Personal information
- Nickname: Srele
- Nationality: Serbian
- Born: 15 February 1958 Priština, PR Serbia, FPR Yugoslavia
- Died: 28 September 2016 (aged 58) Požarevac, Serbia
- Height: 1.75 m (5 ft 9 in)
- Weight: Welterweight

Boxing career
- Stance: Orthodox

Boxing record
- Total fights: 498
- Wins: 480
- Losses: 18

Medal record
Men's Boxing
Representing Yugoslavia
European Amateur Championships
| Silver medal – second place | 1979 Cologne | Welterweight |

= Sreten Mirković =

Serbian boxer

Sreten Mirković (Serbian Cyrillic: Сретен Мирковић; 15 February 1958 – 28 September 2016) was a Serbian boxer.
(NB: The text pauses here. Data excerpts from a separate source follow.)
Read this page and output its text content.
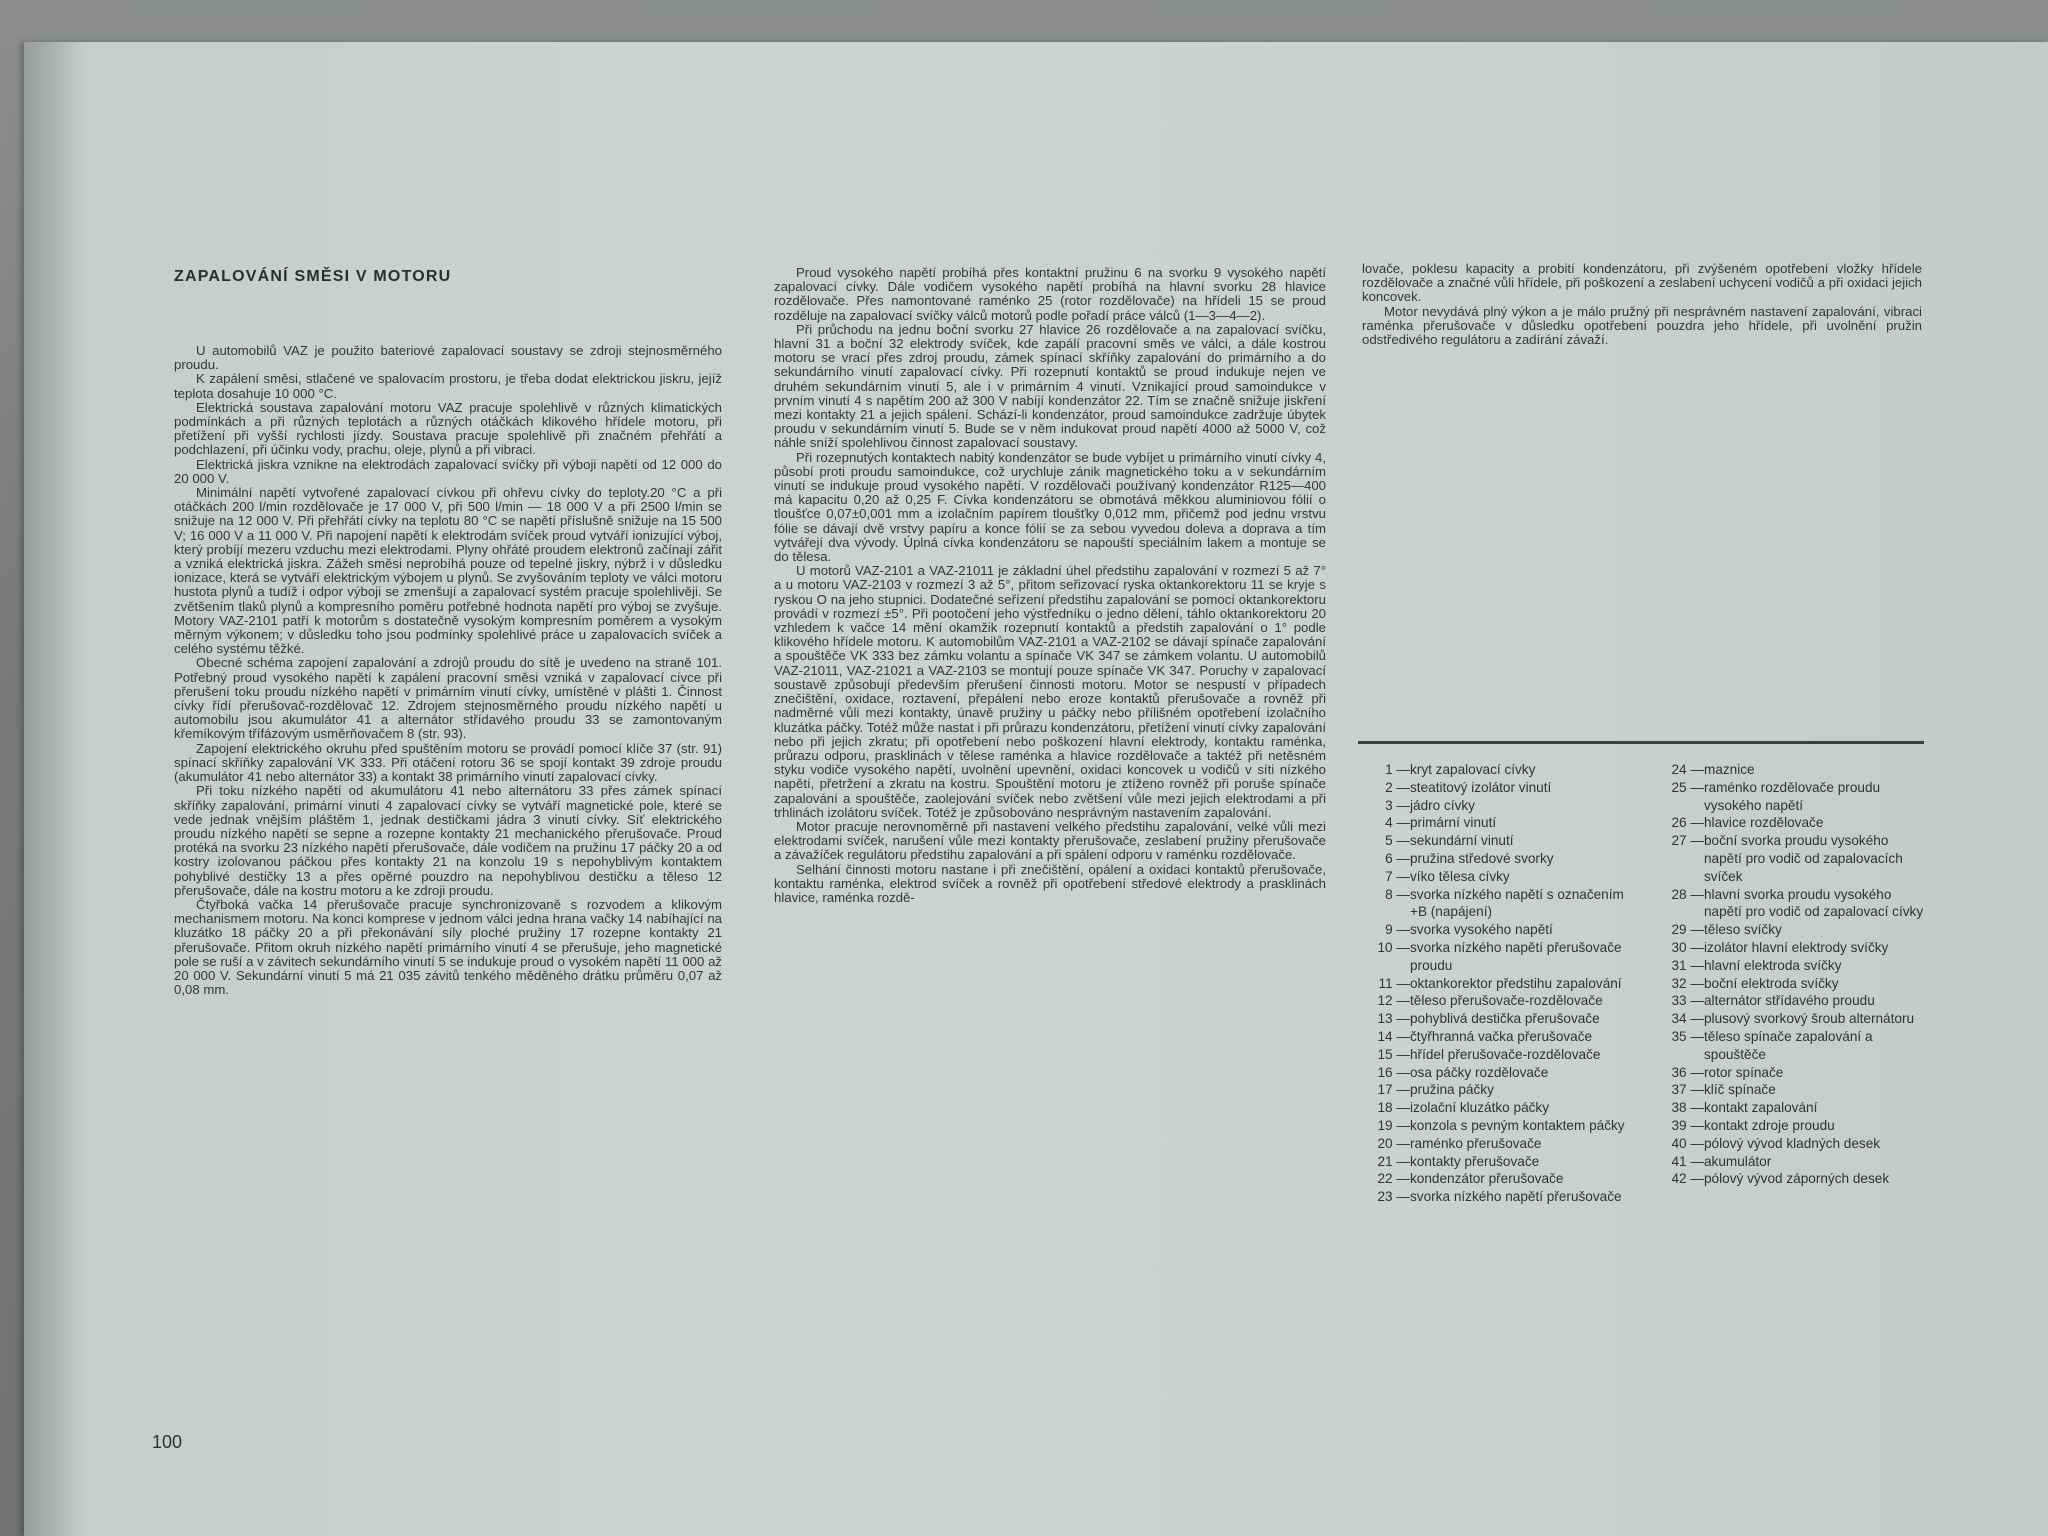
ZAPALOVÁNÍ SMĚSI V MOTORU

U automobilů VAZ je použito bateriové zapalovací soustavy se zdroji stejnosměrného proudu.

K zapálení směsi, stlačené ve spalovacím prostoru, je třeba dodat elektrickou jiskru, jejíž teplota dosahuje 10 000 °C.

Elektrická soustava zapalování motoru VAZ pracuje spolehlivě v různých klimatických podmínkách a při různých teplotách a různých otáčkách klikového hřídele motoru, při přetížení při vyšší rychlosti jízdy. Soustava pracuje spolehlivě při značném přehřátí a podchlazení, při účinku vody, prachu, oleje, plynů a při vibraci.

Elektrická jiskra vznikne na elektrodách zapalovací svíčky při výboji napětí od 12 000 do 20 000 V.

Minimální napětí vytvořené zapalovací cívkou při ohřevu cívky do teploty.20 °C a při otáčkách 200 l/min rozdělovače je 17 000 V, při 500 l/min — 18 000 V a při 2500 l/min se snižuje na 12 000 V. Při přehřátí cívky na teplotu 80 °C se napětí příslušně snižuje na 15 500 V; 16 000 V a 11 000 V. Při napojení napětí k elektrodám svíček proud vytváří ionizující výboj, který probíjí mezeru vzduchu mezi elektrodami. Plyny ohřáté proudem elektronů začínají zářit a vzniká elektrická jiskra. Zážeh směsi neprobíhá pouze od tepelné jiskry, nýbrž i v důsledku ionizace, která se vytváří elektrickým výbojem u plynů. Se zvyšováním teploty ve válci motoru hustota plynů a tudíž i odpor výboji se zmenšují a zapalovací systém pracuje spolehlivěji. Se zvětšením tlaků plynů a kompresního poměru potřebné hodnota napětí pro výboj se zvyšuje. Motory VAZ-2101 patří k motorům s dostatečně vysokým kompresním poměrem a vysokým měrným výkonem; v důsledku toho jsou podmínky spolehlivé práce u zapalovacích svíček a celého systému těžké.

Obecné schéma zapojení zapalování a zdrojů proudu do sítě je uvedeno na straně 101. Potřebný proud vysokého napětí k zapálení pracovní směsi vzniká v zapalovací cívce při přerušení toku proudu nízkého napětí v primárním vinutí cívky, umístěné v plášti 1. Činnost cívky řídí přerušovač-rozdělovač 12. Zdrojem stejnosměrného proudu nízkého napětí u automobilu jsou akumulátor 41 a alternátor střídavého proudu 33 se zamontovaným křemíkovým třífázovým usměrňovačem 8 (str. 93).

Zapojení elektrického okruhu před spuštěním motoru se provádí pomocí klíče 37 (str. 91) spínací skříňky zapalování VK 333. Při otáčení rotoru 36 se spojí kontakt 39 zdroje proudu (akumulátor 41 nebo alternátor 33) a kontakt 38 primárního vinutí zapalovací cívky.

Při toku nízkého napětí od akumulátoru 41 nebo alternátoru 33 přes zámek spínací skříňky zapalování, primární vinutí 4 zapalovací cívky se vytváří magnetické pole, které se vede jednak vnějším pláštěm 1, jednak destičkami jádra 3 vinutí cívky. Síť elektrického proudu nízkého napětí se sepne a rozepne kontakty 21 mechanického přerušovače. Proud protéká na svorku 23 nízkého napětí přerušovače, dále vodičem na pružinu 17 páčky 20 a od kostry izolovanou páčkou přes kontakty 21 na konzolu 19 s nepohyblivým kontaktem pohyblivé destičky 13 a přes opěrné pouzdro na nepohyblivou destičku a těleso 12 přerušovače, dále na kostru motoru a ke zdroji proudu.

Čtyřboká vačka 14 přerušovače pracuje synchronizovaně s rozvodem a klikovým mechanismem motoru. Na konci komprese v jednom válci jedna hrana vačky 14 nabíhající na kluzátko 18 páčky 20 a při překonávání síly ploché pružiny 17 rozepne kontakty 21 přerušovače. Přitom okruh nízkého napětí primárního vinutí 4 se přerušuje, jeho magnetické pole se ruší a v závitech sekundárního vinutí 5 se indukuje proud o vysokém napětí 11 000 až 20 000 V. Sekundární vinutí 5 má 21 035 závitů tenkého měděného drátku průměru 0,07 až 0,08 mm.

Proud vysokého napětí probíhá přes kontaktní pružinu 6 na svorku 9 vysokého napětí zapalovací cívky. Dále vodičem vysokého napětí probíhá na hlavní svorku 28 hlavice rozdělovače. Přes namontované raménko 25 (rotor rozdělovače) na hřídeli 15 se proud rozděluje na zapalovací svíčky válců motorů podle pořadí práce válců (1—3—4—2).

Při průchodu na jednu boční svorku 27 hlavice 26 rozdělovače a na zapalovací svíčku, hlavní 31 a boční 32 elektrody svíček, kde zapálí pracovní směs ve válci, a dále kostrou motoru se vrací přes zdroj proudu, zámek spínací skříňky zapalování do primárního a do sekundárního vinutí zapalovací cívky. Při rozepnutí kontaktů se proud indukuje nejen ve druhém sekundárním vinutí 5, ale i v primárním 4 vinutí. Vznikající proud samoindukce v prvním vinutí 4 s napětím 200 až 300 V nabíjí kondenzátor 22. Tím se značně snižuje jiskření mezi kontakty 21 a jejich spálení. Schází-li kondenzátor, proud samoindukce zadržuje úbytek proudu v sekundárním vinutí 5. Bude se v něm indukovat proud napětí 4000 až 5000 V, což náhle sníží spolehlivou činnost zapalovací soustavy.

Při rozepnutých kontaktech nabitý kondenzátor se bude vybíjet u primárního vinutí cívky 4, působí proti proudu samoindukce, což urychluje zánik magnetického toku a v sekundárním vinutí se indukuje proud vysokého napětí. V rozdělovači používaný kondenzátor R125—400 má kapacitu 0,20 až 0,25 F. Cívka kondenzátoru se obmotává měkkou aluminiovou fólií o tloušťce 0,07±0,001 mm a izolačním papírem tloušťky 0,012 mm, přičemž pod jednu vrstvu fólie se dávají dvě vrstvy papíru a konce fólií se za sebou vyvedou doleva a doprava a tím vytvářejí dva vývody. Úplná cívka kondenzátoru se napouští speciálním lakem a montuje se do tělesa.

U motorů VAZ-2101 a VAZ-21011 je základní úhel předstihu zapalování v rozmezí 5 až 7° a u motoru VAZ-2103 v rozmezí 3 až 5°, přitom seřizovací ryska oktankorektoru 11 se kryje s ryskou O na jeho stupnici. Dodatečné seřízení předstihu zapalování se pomocí oktankorektoru provádí v rozmezí ±5°. Při pootočení jeho výstředníku o jedno dělení, táhlo oktankorektoru 20 vzhledem k vačce 14 mění okamžik rozepnutí kontaktů a předstih zapalování o 1° podle klikového hřídele motoru. K automobilům VAZ-2101 a VAZ-2102 se dávají spínače zapalování a spouštěče VK 333 bez zámku volantu a spínače VK 347 se zámkem volantu. U automobilů VAZ-21011, VAZ-21021 a VAZ-2103 se montují pouze spínače VK 347. Poruchy v zapalovací soustavě způsobují především přerušení činnosti motoru. Motor se nespustí v případech znečištění, oxidace, roztavení, přepálení nebo eroze kontaktů přerušovače a rovněž při nadměrné vůli mezi kontakty, únavě pružiny u páčky nebo přílišném opotřebení izolačního kluzátka páčky. Totéž může nastat i při průrazu kondenzátoru, přetížení vinutí cívky zapalování nebo při jejich zkratu; při opotřebení nebo poškození hlavní elektrody, kontaktu raménka, průrazu odporu, prasklinách v tělese raménka a hlavice rozdělovače a taktéž při netěsném styku vodiče vysokého napětí, uvolnění upevnění, oxidaci koncovek u vodičů v síti nízkého napětí, přetržení a zkratu na kostru. Spouštění motoru je ztíženo rovněž při poruše spínače zapalování a spouštěče, zaolejování svíček nebo zvětšení vůle mezi jejich elektrodami a při trhlinách izolátoru svíček. Totéž je způsobováno nesprávným nastavením zapalování.

Motor pracuje nerovnoměrně při nastavení velkého předstihu zapalování, velké vůli mezi elektrodami svíček, narušení vůle mezi kontakty přerušovače, zeslabení pružiny přerušovače a závažíček regulátoru předstihu zapalování a při spálení odporu v raménku rozdělovače.

Selhání činnosti motoru nastane i při znečištění, opálení a oxidaci kontaktů přerušovače, kontaktu raménka, elektrod svíček a rovněž při opotřebení středové elektrody a prasklinách hlavice, raménka rozdě-

lovače, poklesu kapacity a probití kondenzátoru, při zvýšeném opotřebení vložky hřídele rozdělovače a značné vůli hřídele, při poškození a zeslabení uchycení vodičů a při oxidaci jejich koncovek.

Motor nevydává plný výkon a je málo pružný při nesprávném nastavení zapalování, vibraci raménka přerušovače v důsledku opotřebení pouzdra jeho hřídele, při uvolnění pružin odstředivého regulátoru a zadírání závaží.

1 — kryt zapalovací cívky
2 — steatitový izolátor vinutí
3 — jádro cívky
4 — primární vinutí
5 — sekundární vinutí
6 — pružina středové svorky
7 — víko tělesa cívky
8 — svorka nízkého napětí s označením +B (napájení)
9 — svorka vysokého napětí
10 — svorka nízkého napětí přerušovače proudu
11 — oktankorektor předstihu zapalování
12 — těleso přerušovače-rozdělovače
13 — pohyblivá destička přerušovače
14 — čtyřhranná vačka přerušovače
15 — hřídel přerušovače-rozdělovače
16 — osa páčky rozdělovače
17 — pružina páčky
18 — izolační kluzátko páčky
19 — konzola s pevným kontaktem páčky
20 — raménko přerušovače
21 — kontakty přerušovače
22 — kondenzátor přerušovače
23 — svorka nízkého napětí přerušovače
24 — maznice
25 — raménko rozdělovače proudu vysokého napětí
26 — hlavice rozdělovače
27 — boční svorka proudu vysokého napětí pro vodič od zapalovacích svíček
28 — hlavní svorka proudu vysokého napětí pro vodič od zapalovací cívky
29 — těleso svíčky
30 — izolátor hlavní elektrody svíčky
31 — hlavní elektroda svíčky
32 — boční elektroda svíčky
33 — alternátor střídavého proudu
34 — plusový svorkový šroub alternátoru
35 — těleso spínače zapalování a spouštěče
36 — rotor spínače
37 — klíč spínače
38 — kontakt zapalování
39 — kontakt zdroje proudu
40 — pólový vývod kladných desek
41 — akumulátor
42 — pólový vývod záporných desek
100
He had been referred to as a "legend of Serbian boxing".

==Career==
In 1979, as a member of the Mladi Radnik Sports Society from Požarevac, Mirković won the silver medal at the European Amateur Boxing Championships.

===Coaching===
Mirković was a coach in the Kostolac Boxing Club and was a coach of the Mladi Radnik Boxing Club in Požarevac.

==Death==
Mirković died of lung cancer on 28 September 2016 after a long illness. He is interred in the Požarevac Old Cemetery.